Recensione di Riccardo Talamazzi

Non conosco il motivo del ritardo riguardo alla pubblicazione di questo nuovo disco di Amit Friedman, Unconditional Love. Finito di registrare nell’estate del 2018, forse per l’intoppo pandemico che ha colpito duro anche Israele, il terzo lavoro da titolare di Friedman esce solo ora a quasi tre anni di distanza dalla sua realizzazione. Giustamente celebrato in patria, meno conosciuto oltre confine, Friedman conduce il suo sax, soprattutto il tenore, verso una dimensione brillante di sonorità limpide e aperte, con un fraseggio spesso serrato ma estremamente preciso nell’articolazione. Il suo modo di suonare forse non presenta caratteri di estrema originalità ma si allinea, a mio parere, al percorso di altri sassofonisti come l’americano Eric Alexander, perlomeno nei momenti di soffio più spinto.
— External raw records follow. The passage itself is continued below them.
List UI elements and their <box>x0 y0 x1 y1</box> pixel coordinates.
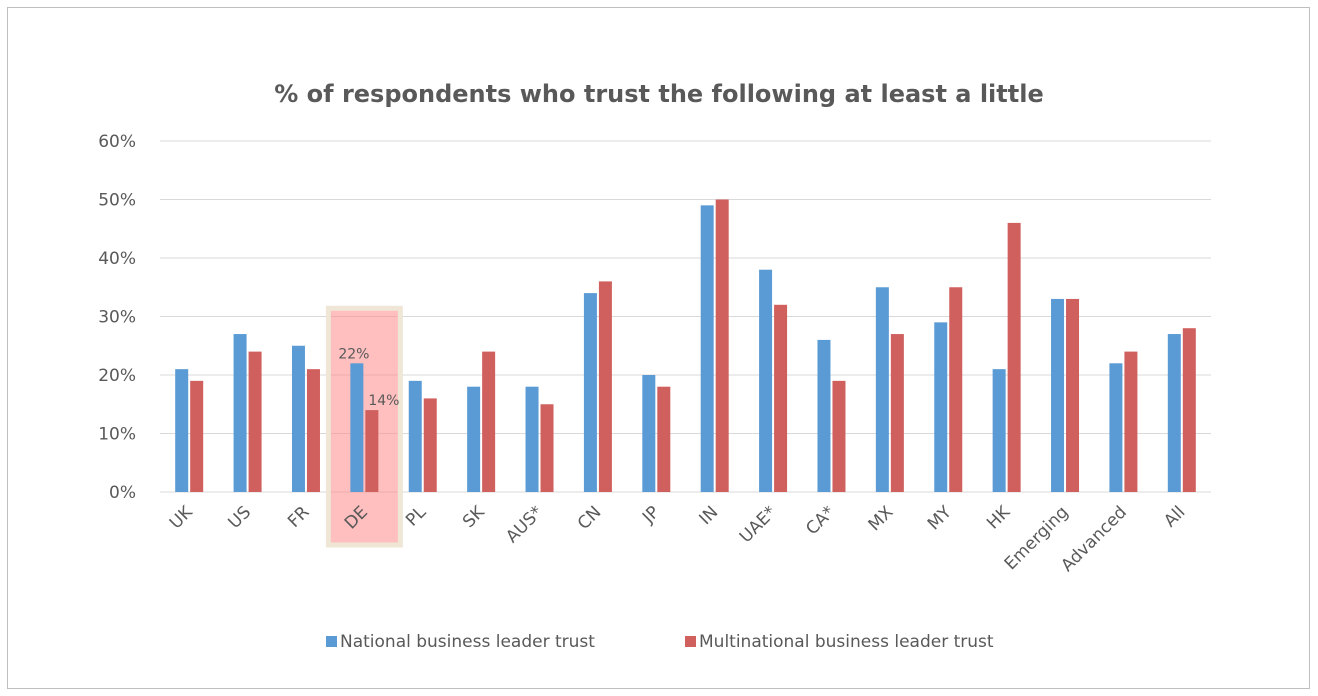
bar-multinational <box>774 304 788 492</box>
y-tick-label: 10% <box>98 425 136 445</box>
x-tick-label: CA* <box>802 502 839 539</box>
bars <box>175 199 1196 492</box>
bar-national <box>1051 298 1065 492</box>
bar-multinational <box>482 351 496 492</box>
x-tick-label: IN <box>696 502 723 529</box>
bar-national <box>233 334 247 492</box>
y-tick-label: 30% <box>98 308 136 328</box>
bar-multinational <box>715 199 729 492</box>
bar-multinational <box>1066 298 1080 492</box>
bar-national <box>467 386 481 492</box>
legend-swatch <box>685 636 696 647</box>
x-tick-label: MX <box>865 502 898 535</box>
bar-national <box>759 269 773 492</box>
x-tick-label: SK <box>459 502 489 532</box>
bar-national <box>700 205 714 492</box>
bar-multinational <box>365 410 379 492</box>
bar-national <box>875 287 889 492</box>
y-tick-label: 20% <box>98 366 136 386</box>
x-tick-label: UK <box>166 502 197 533</box>
x-tick-label: FR <box>284 502 314 532</box>
bar-multinational <box>1182 328 1196 492</box>
bar-national <box>642 375 656 492</box>
bar-national <box>175 369 189 492</box>
data-labels: 22% 14% <box>338 346 399 409</box>
legend-swatch <box>326 636 337 647</box>
bar-multinational <box>949 287 963 492</box>
bar-multinational <box>423 398 437 492</box>
y-tick-label: 0% <box>109 483 136 503</box>
highlight-layer <box>325 305 403 548</box>
bar-multinational <box>540 404 554 492</box>
bar-national <box>525 386 539 492</box>
bar-multinational <box>1007 222 1021 492</box>
bar-multinational <box>306 369 320 492</box>
bar-multinational <box>1124 351 1138 492</box>
bar-national <box>350 363 364 492</box>
bar-multinational <box>248 351 262 492</box>
y-tick-label: 60% <box>98 132 136 152</box>
y-tick-label: 40% <box>98 249 136 269</box>
chart-frame: % of respondents who trust the following… <box>7 7 1310 689</box>
bar-multinational <box>657 386 671 492</box>
x-tick-label: All <box>1160 502 1189 531</box>
data-label: 22% <box>338 346 369 362</box>
bar-chart: % of respondents who trust the following… <box>98 80 1211 652</box>
data-label: 14% <box>368 393 399 409</box>
bar-multinational <box>190 380 204 492</box>
x-tick-label: CN <box>574 502 606 534</box>
x-tick-label: US <box>225 502 256 533</box>
bar-national <box>934 322 948 492</box>
bar-national <box>1167 334 1181 492</box>
x-tick-label: HK <box>983 502 1015 534</box>
bar-multinational <box>890 334 904 492</box>
bar-national <box>583 293 597 492</box>
highlight-box <box>325 305 403 548</box>
legend-label: National business leader trust <box>340 632 595 652</box>
bar-national <box>408 380 422 492</box>
bar-multinational <box>598 281 612 492</box>
bar-national <box>1109 363 1123 492</box>
bar-multinational <box>832 380 846 492</box>
legend-label: Multinational business leader trust <box>699 632 994 652</box>
x-tick-label: UAE* <box>736 502 781 547</box>
x-axis-ticks: UK US FR DE PL SK AUS* CN JP IN UAE* CA* MX MY HKEmerg… <box>166 502 1189 576</box>
chart-title: % of respondents who trust the following… <box>274 80 1043 108</box>
x-tick-label: PL <box>402 502 430 530</box>
x-tick-label: MY <box>924 502 956 534</box>
legend: National business leader trust Multinatio… <box>326 632 994 652</box>
bar-national <box>817 339 831 492</box>
x-tick-label: AUS* <box>502 502 547 547</box>
x-tick-label: JP <box>638 502 664 528</box>
y-axis-ticks: 0% 10% 20% 30% 40% 50% 60% <box>98 132 136 503</box>
bar-national <box>992 369 1006 492</box>
bar-national <box>291 345 305 492</box>
y-tick-label: 50% <box>98 191 136 211</box>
Nei brani più lenti Friedman non si lascia mai andare alle svenevolezze, ventilando qualche somiglianza al soprano con Javier Girotto o forse anche con Paul McCandless degli Oregon, per certe intenzioni melodiche dal sentimento leggermente malinconico. Con una dedica al proprio padre, appassionato di jazz che gli ha evidentemente trasmesso questo trasporto, Friedman edita Unconditional Love forte dell’apporto ben strutturato del suo gruppo che lo segue in questo percorso.